Portsecurity is a feature that can limit the MAC adresses that are allowed on a physical port. A violation of the port security occurs if

  • the number if MAC adresses on a port is reached an the MAC id is different from the allowed list
  • an allowed MAC id is connected to a differnt port in the same VLAN

Port security is seen as a deterrent for people that want to connect rogue devices to your network.

You can allow a single MAC to connect, or allow multiple MAC IDs. The maximum number of MAC IDs depends on the switch model and IOS version.

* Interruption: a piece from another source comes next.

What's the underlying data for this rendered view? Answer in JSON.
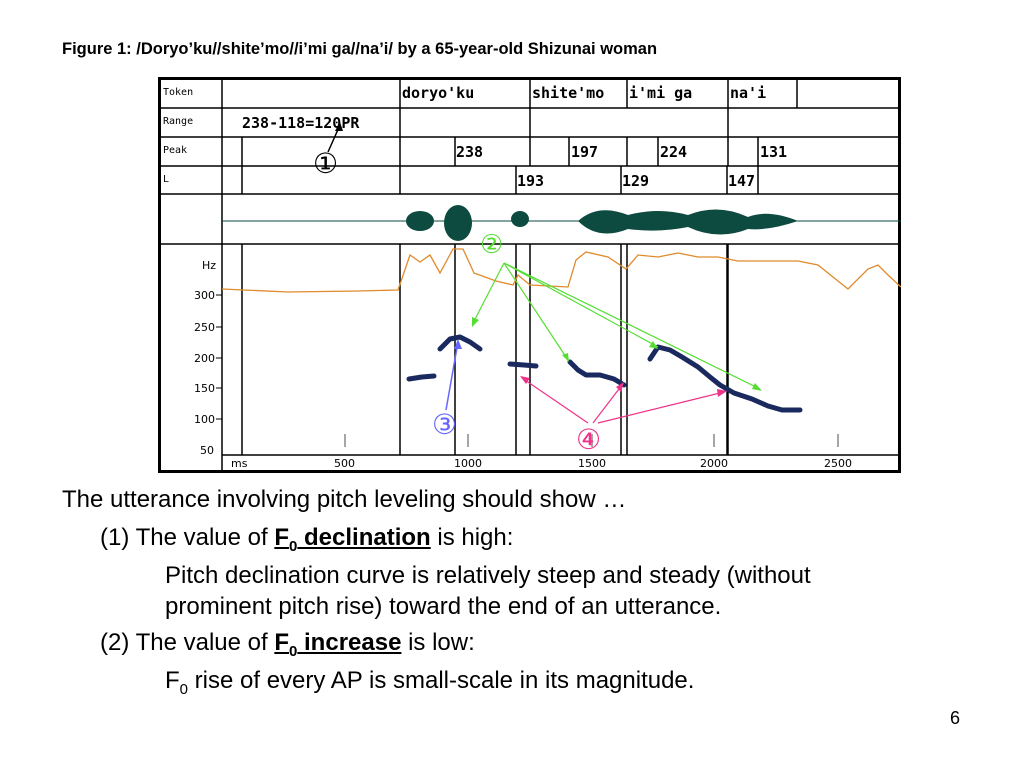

There are 3 modes for determining the allowed MAC IDs:

  • Dynamic: The switch automatically learns the MAC addresses of devices that connect to the port. The switch automatically learns the MAC addresses of devices that connect to the port. When the switch restarts or the port goes down, these dynamically learned addresses are lost.
  • Static or fixed: You manually configure the allowed MAC addresses on the switchport using commands. These statically configured addresses are stored in the switch's configuration file. They remain even after a switch restart.
  • The switch dynamically learns MAC addresses, like in the dynamic method. Then, it "sticks" those learned addresses, adding them to the running configuration. If you save the running configuration to the startup configuration, these sticky addresses will persist across switch restarts.

Port security depends on MAC-IDs. It is therefore vulnerable for MAC ID spoofing, where you copy the MAC ID from an allowed device to your own adapter. On Linux, this is trivial to do.

GNS3, which I use for most simulations, does not provide a switch that supports portsecurity. Therefore, this is not a simulated lab, but a real switch was used.